Help me to remember this when I am tired of making beds, and washing clothes, and cooking meals, and cleaning floors, and mending clothes, and standing in shops. Help me to remember it when I am physically tired in body, and when I am weary in mind with the same things which have to be done again and again, day in and day out.
Help me never to be irritable, never to be impatient, and never to be cross. Keep me always sweet. Help me to remember how much my husband and my children need me and help me not to get annoyed when they take me for granted, and when they never seem to think of the extra work they sometimes cause me.
Help me to make this home such that the family will always be eager to come back to it, and such that, when the children grow up and go out to their own homes, they will have nothing but happy memories of the home from which they have come.
This I ask for your love’s sake. Amen
Jill Tritton, 1982
It was 1982 when this poem came across my desk. There are no notes written beside it to indicate how I came upon it. I was 32 years old and we had just moved our family to Kingwood, Texas. My husband’s commute to his office was forty-five minutes to an hour in the mornings and up to two hours returning home. He would leave the house around five o’clock in the morning and return around seven-thirty in the evening. It made for a long day for me and the four children.
But the next nine years were some of the best years of my life. Between homeroom mother, Girl Scout leader, Cub Scout den mother, team mom, Sunday School teacher, director of the Mother’s Day Out at church, Elder, and active in my P.E.O. chapter, I barely had time to breathe much less wash the clothes, clean the house, cook our meals. But somehow I did it.
My sister-in-law Margaret, whose family lived in Kingwood, is an excellent housekeeper with an eye for decorating. I always admired her ability to make her home so beautiful and yet accessible. Moving to Houston meant for the first time in our married life, we would live near family, and only a few blocks away. It was heaven. But I did not have Margaret’s skills at housekeeping so I hired a cleaning service about the time Margaret and family joined the country club. One day, my daughter asked Margaret why we were not members of the club and Margaret told her that I would prefer to have a clean house then join the club. There was some truth in that. The real reason we did not join the club is that my husband does not play golf or tennis and he thought it a waste of time and money. I on the other hand would have given up the cleaning service in a heartbeat to be a member of the club. But there was some consolation that although my house was always a cluttered mess, it was clean underneath, thanks to the service, and for that I’m grateful.
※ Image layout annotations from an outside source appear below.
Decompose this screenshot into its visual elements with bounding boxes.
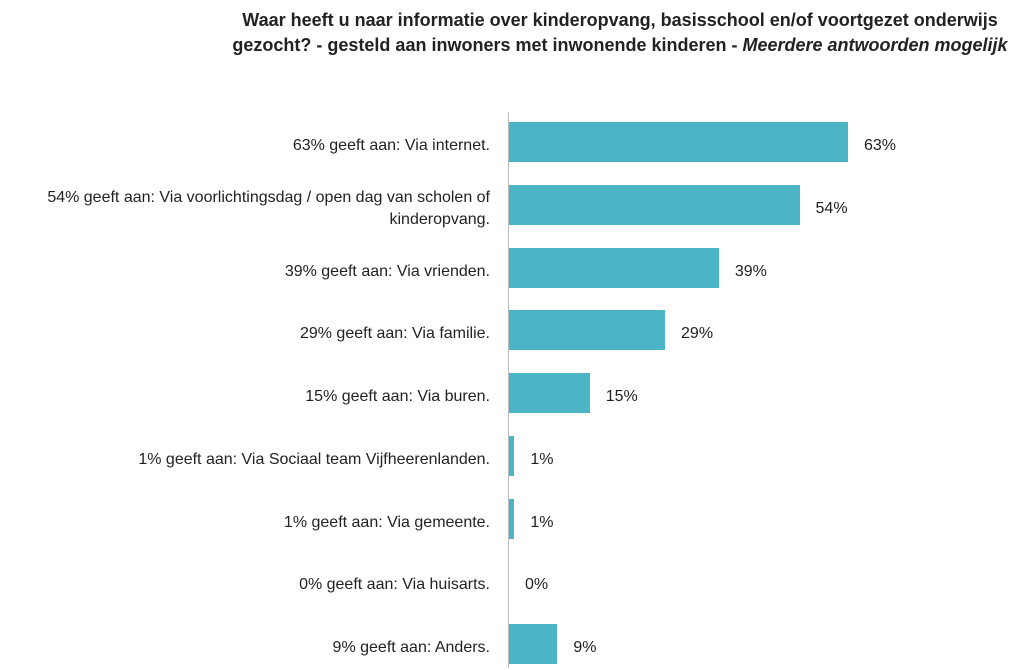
value-label: 29%: [681, 325, 714, 343]
category-label: 1% geeft aan: Via gemeente.: [283, 513, 490, 531]
category-label: 1% geeft aan: Via Sociaal team Vijfheere…: [138, 450, 490, 468]
value-label: 1%: [530, 513, 554, 531]
category-label: 9% geeft aan: Anders.: [332, 639, 490, 656]
category-label: 63% geeft aan: Via internet.: [292, 137, 490, 154]
value-label: 9%: [573, 639, 597, 656]
bar: [509, 184, 800, 225]
bar: [509, 310, 666, 351]
value-label: 15%: [605, 388, 638, 405]
category-label: 54% geeft aan: Via voorlichtingsdag / op…: [47, 188, 490, 228]
value-label: 1%: [530, 450, 554, 468]
chart-subtitle: Meerdere antwoorden mogelijk: [742, 35, 1008, 55]
category-label: 29% geeft aan: Via familie.: [299, 325, 490, 343]
category-label: 39% geeft aan: Via vrienden.: [284, 262, 490, 280]
chart-title-block: Waar heeft u naar informatie over kinder…: [225, 8, 1015, 58]
axis-line: [508, 112, 509, 668]
category-label: 15% geeft aan: Via buren.: [305, 388, 490, 405]
bar: [509, 122, 848, 162]
value-label: 39%: [734, 262, 767, 280]
value-label: 54%: [815, 199, 848, 217]
category-label: 0% geeft aan: Via huisarts.: [299, 576, 490, 594]
bar: [509, 435, 515, 476]
bar: [509, 498, 515, 539]
bar: [509, 624, 558, 664]
bar: [509, 373, 590, 413]
bar: [509, 247, 719, 288]
value-label: 0%: [525, 576, 549, 594]
chart-title: Waar heeft u naar informatie over kinder…: [232, 10, 998, 55]
value-label: 63%: [863, 137, 896, 154]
Those were formative years for my children and as they were growing up, I too was maturing both spiritually and chronologically. I look at this prayer and am reminded that my in life in those days was to be and do all things for everyone, no matter what. I cooked, I cleaned, I sewed, I carpooled, and I volunteered at the schools, church and community. And I did so without regret or complaint (for the most part.)
And now that my children are grown and have homes of their own, I see them following in my footsteps building a life with their own families around the memories they have of the life we built. I know this when I’m in their homes and see them using the parenting skills I used. I know this when I see the love they have for their children as a reflection of the love I have for them. I see this when they share with me how they feel about being parents.
My daughter paid me the best compliment the other day. She called to tell me that her two-year-old daughter was acting out at the grocery store so she took her outside and sat with her on the bench. Trying diligently to express how her behavior was inappropriate, her daughter got worse until, my daughter yelled at her saying, “I’ve had it.” And then she said she thought to herself, “I’m turning into Mamma.” You would think I might be offended by this, but the real honor is that she didn’t hesitate telling me this story, not that it happened at all.
To make a home, to raise a family, to be the person God wants me to be; that was my Mother’s Prayer.